I found myself alone with my thoughts in “Platinum Box 125” at Comiskey Park in Chicago last week.
Actually, I was pretty much just alone, wondering at first why I was there.
The Tampa Bay Rays were playing the Chicago White Sox and it had been raining for some time. When I got off the “El” at 35th Street, the rain turned to sleet and I followed the one man with a White Sox cap walking toward the stadium.
I was in town for a meeting, but decided to come out early to chalk off another ballpark. It has been a tradition of mine for some 40 years. This would be my 23rd Major League ballpark, including two different stadiums in Atlanta, Baltimore, Seattle and the two Yankee Stadiums.
Baseball has been a love of mine since I was a youngster, but like any relationship, our time together has sometimes been strained.
After the strike in 1981, I swore off the game only to be lured back by the play of Don Mattingly and a cable upgrade that included ESPN that was a birthday gift from my bride.
The strike in 1994 hit me harder. That was the year they canceled the World Series and I swore I was done.
But Derek Jeter came along in 1996, along with a son, and that October I watched the Yankees celebrate their first World Series triumph in 18 years. I wrote a column explaining to my baby boy why we are Yankee fans and why baseball is so great.
But I’m stubborn and I resisted being lured back. I refused to have my heart broken again.
But the Yankees continued to thrill, and my son learned why Daddy yelled at the television, teaching him not to hate the Red Sox, but respect them while always rooting against them.
I took him to the old Yankee Stadium.
I took him to the new Yankee Stadium, and when the Yankees won Game 2 of the 2009 World Series with my brother and son by my side, I knew it would never get any better than that. I have not been back to the Stadium since.
Jeter retired, and part of me thought I should join him, but the ballparks keep luring me back.
Last year, it was Pittsburgh for a Pirates game, this year Chicago.
The rain delay was 1 hour and 39 minutes, but the $1 hot dogs helped. I had three of them.
When the game started, it was 38 degrees and there were just a half-dozen people in my section behind the Tampa Bay dugout.
My ticket cost $14, but I could pretty much sit anywhere.
Two days earlier, there were 974 fans for the game.
The newspaper said there were less than 1,000 for this one as well.
There I was, alone with my thoughts amidst a sea of green seats. I recognized only one name in the starting lineups for the two young teams. But I could hear the umpire calling balls and strikes. I could hear the chatter in the infield, and best of all, I could hear each and every Chicago heckler.

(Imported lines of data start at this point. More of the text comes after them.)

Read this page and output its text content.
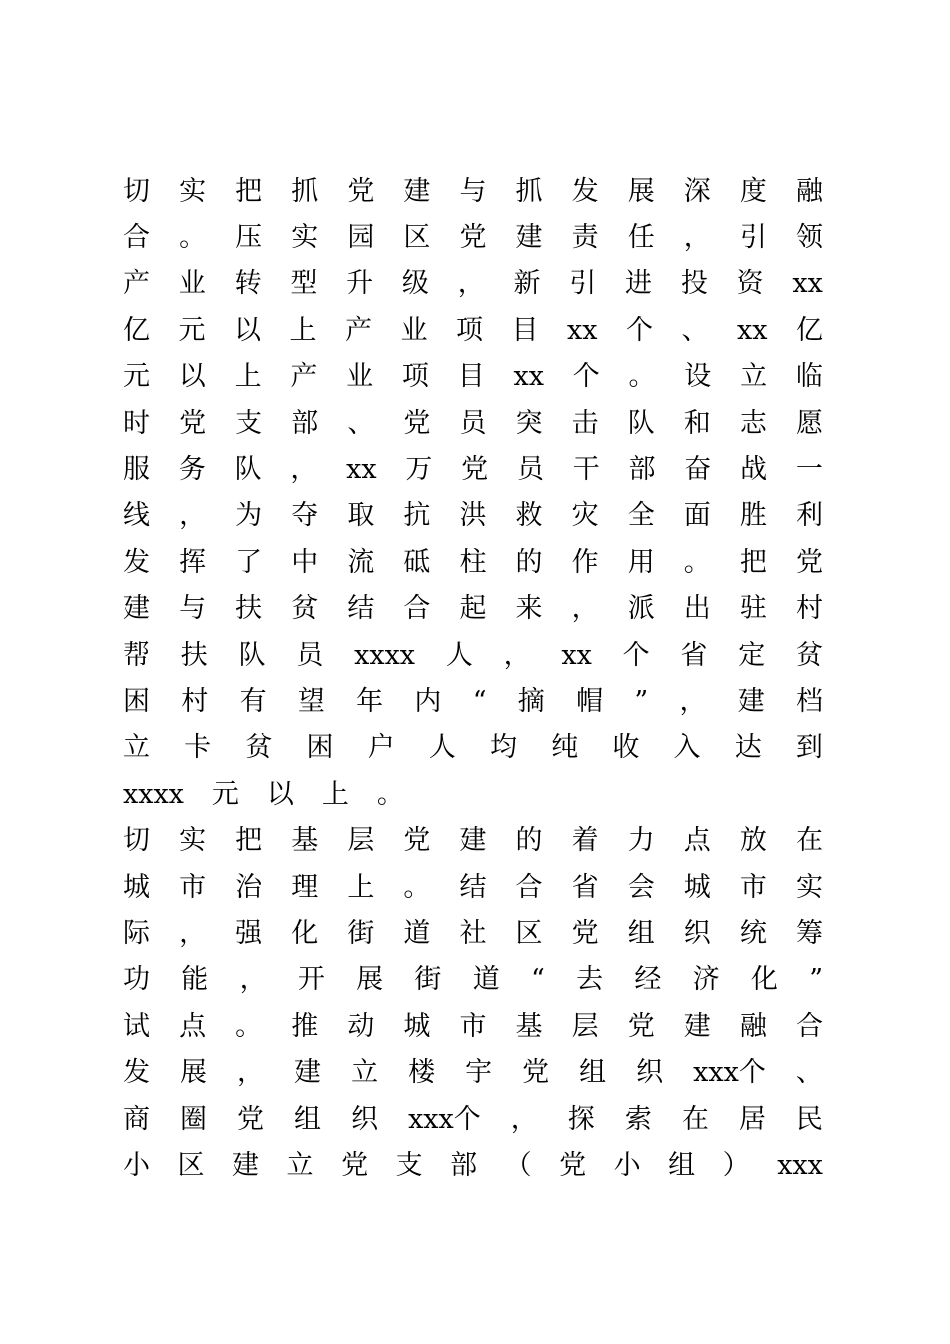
切 实 把 抓 党 建 与 抓 发 展 深 度 融
合 。 压 实 园 区 党 建 责 任 ， 引 领
产 业 转 型 升 级 ， 新 引 进 投 资 xx
亿 元 以 上 产 业 项 目 xx 个 、 xx 亿
元 以 上 产 业 项 目 xx 个 。 设 立 临
时 党 支 部 、 党 员 突 击 队 和 志 愿
服 务 队 ， xx 万 党 员 干 部 奋 战 一
线 ， 为 夺 取 抗 洪 救 灾 全 面 胜 利
发 挥 了 中 流 砥 柱 的 作 用 。 把 党
建 与 扶 贫 结 合 起 来 ， 派 出 驻 村
帮 扶 队 员 xxxx 人 ， xx 个 省 定 贫
困 村 有 望 年 内 “ 摘 帽 ” ， 建 档
立 卡 贫 困 户 人 均 纯 收 入 达 到
xxxx 元 以 上 。
切 实 把 基 层 党 建 的 着 力 点 放 在
城 市 治 理 上 。 结 合 省 会 城 市 实
际 ， 强 化 街 道 社 区 党 组 织 统 筹
功 能 ， 开 展 街 道 “ 去 经 济 化 ”
试 点 。 推 动 城 市 基 层 党 建 融 合
发 展 ， 建 立 楼 宇 党 组 织 xxx个 、
商 圈 党 组 织 xxx个 ， 探 索 在 居 民
小 区 建 立 党 支 部 （ 党 小 组 ） xxx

I decided to have another beer and ‘dog.
Actually, this wasn’t even really Comiskey Park, it was Guaranteed Rate Field. I had missed the original Comiskey, but the seats were still the same forest green as the old ballpark.
There were a half-dozen bronzed statues around the outfield concourse immortalizing the great Chicago players from the past — Nellie Fox, Luis Aparicio, Harold Baines and Frank Thomas.
There was also a statue of Carlton Fisk.
I hate the former Red Sox catcher.
So I took a photo of the Yankees nemesis, with me glaring in the foreground. On my Facebook page, I commented that I still don’t like Carlton Fisk.
I thought it might be a long day, but it didn’t turn out that way.
Tampa Bay pitcher Tyler Glasnow carried a no-hitter into the fifth while striking out 11 in just six innings. He looks like he has a bright future.
You could hear the ball pop into the glove every time.
You could hear fans complaining about balls and strikes.
Tampa Bay hit a few home runs and it was 8-0 with only one inning to go.
I debated another hot dog — hey, there were no lines—but the cold was settling into my bones. It had been a great afternoon.
This was the first time I experienced Major League Baseball without a Major League Baseball crowd. I kind of liked it.
I took another look around the ballpark, and wondered if this was what it was like in the 1934 when the White Sox averaged just over 3,000 fans a game.
The afternoon had whirled by and as I walked back toward the subway, I considered, just for a second, that the Cubs were playing on the other side of town in a couple hours.